Pas de visite à un détenu en particulier

C'est d'ailleurs pour cette raison que l'administration pénitentiaire leur a apposé un refus à leur arrivée sur place. "Le cadre d'une visite parlementaire est de visiter sa prison dans son intégralité, pas de rendre visite à un détenu", glisse cette même source.

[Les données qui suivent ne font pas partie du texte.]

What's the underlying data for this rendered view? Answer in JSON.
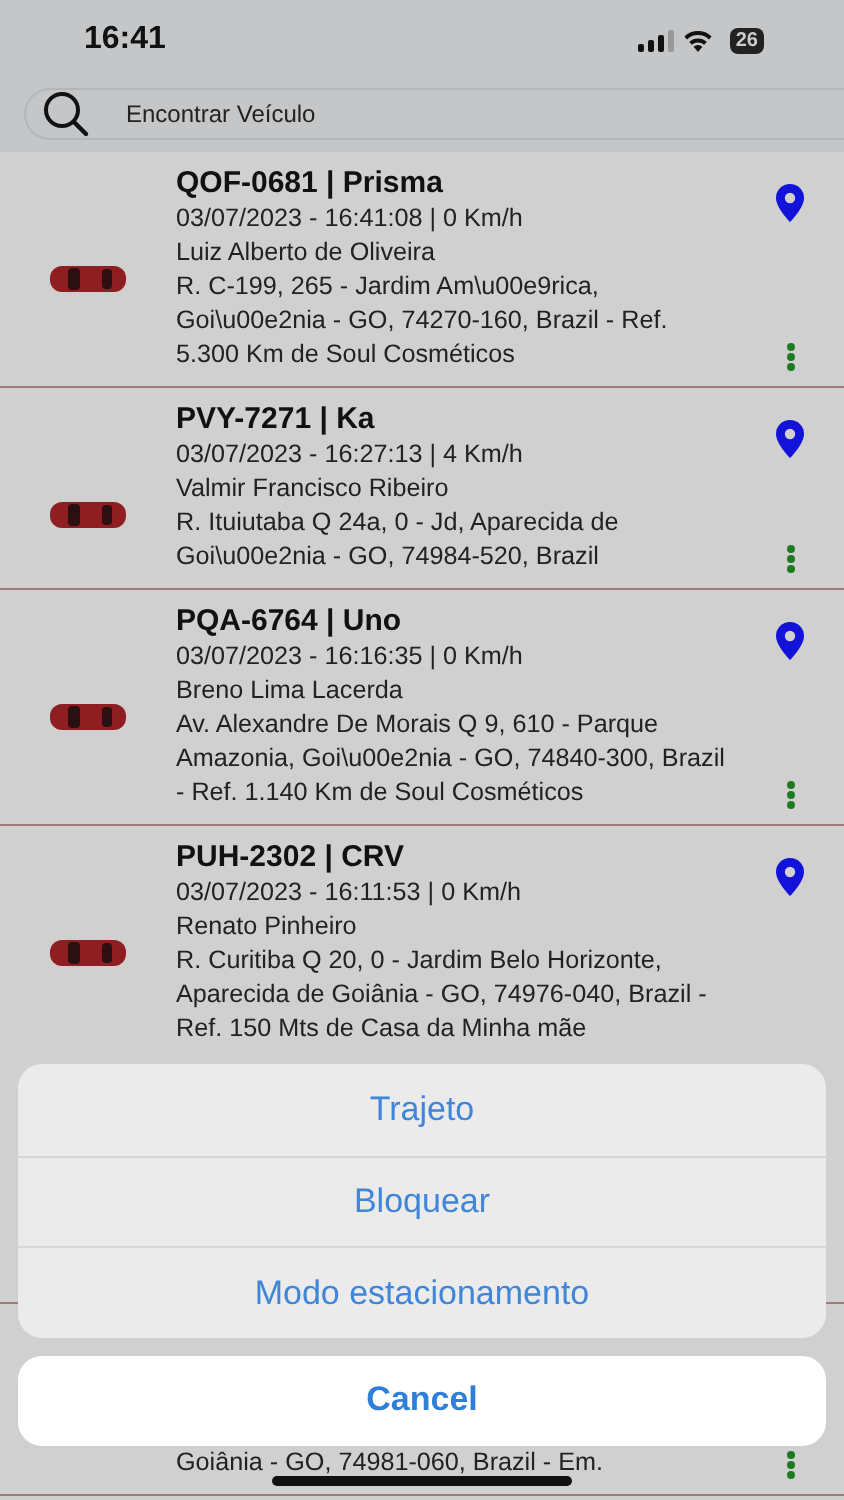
{
  "status_bar": {
    "time": "16:41",
    "battery": "26"
  },
  "search": {
    "placeholder": "Encontrar Veículo"
  },
  "vehicles": [
    {
      "title": "QOF-0681 | Prisma",
      "datetime_speed": "03/07/2023 - 16:41:08 | 0 Km/h",
      "driver": "Luiz Alberto de Oliveira",
      "address": "R. C-199, 265 - Jardim Am\\u00e9rica, Goi\\u00e2nia - GO, 74270-160, Brazil - Ref. 5.300 Km de Soul Cosméticos"
    },
    {
      "title": "PVY-7271 | Ka",
      "datetime_speed": "03/07/2023 - 16:27:13 | 4 Km/h",
      "driver": "Valmir Francisco Ribeiro",
      "address": "R. Ituiutaba Q 24a, 0 - Jd, Aparecida de Goi\\u00e2nia - GO, 74984-520, Brazil"
    },
    {
      "title": "PQA-6764 | Uno",
      "datetime_speed": "03/07/2023 - 16:16:35 | 0 Km/h",
      "driver": "Breno Lima Lacerda",
      "address": "Av. Alexandre De Morais Q 9, 610 - Parque Amazonia, Goi\\u00e2nia - GO, 74840-300, Brazil - Ref. 1.140 Km de Soul Cosméticos"
    },
    {
      "title": "PUH-2302 | CRV",
      "datetime_speed": "03/07/2023 - 16:11:53 | 0 Km/h",
      "driver": "Renato Pinheiro",
      "address": "R. Curitiba Q 20, 0 - Jardim Belo Horizonte, Aparecida de Goiânia - GO, 74976-040, Brazil - Ref. 150 Mts de Casa da Minha mãe"
    },
    {
      "address": "Goiânia - GO, 74981-060, Brazil - Em."
    }
  ],
  "action_sheet": {
    "actions": [
      "Trajeto",
      "Bloquear",
      "Modo estacionamento"
    ],
    "cancel": "Cancel"
  }
}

Dans un long message publié sur X dans la soirée de lundi à mardi, le député Ugo Bernalicis s'est défendu d'avoir demandé à voir l'ancien chef de l'État. "Je n’ai pas attendu sa présence pour visiter l’établissement. C’était ma quatrième fois. J’ai visité plus de 40 établissements différents en huit ans de mandat (...) Nous sommes allés à La Santé pour mettre la lumière sur une autre réalité: 190 % de taux d’occupation! C’est un enfer tant pour les personnes détenues, avec des dizaines de matelas au sol et trois détenus dans 9 mètres carrés, que pour les personnels de la détention, que ce soit la surveillance, la probation ou le médical", a-t-il signalé.

La veille de l'incarcération de Nicolas Sarkozy à la prison de la Santé, le ministre de la Justice, Gérald Darmanin avait exprimé sa volonté de rendre visite à l'ancien chef de l'État dont il a été le collaborateur. Cette annonce avait provoqué des réactions de colère et de réprobations de magistrats, d'avocats et de personnalités politiques.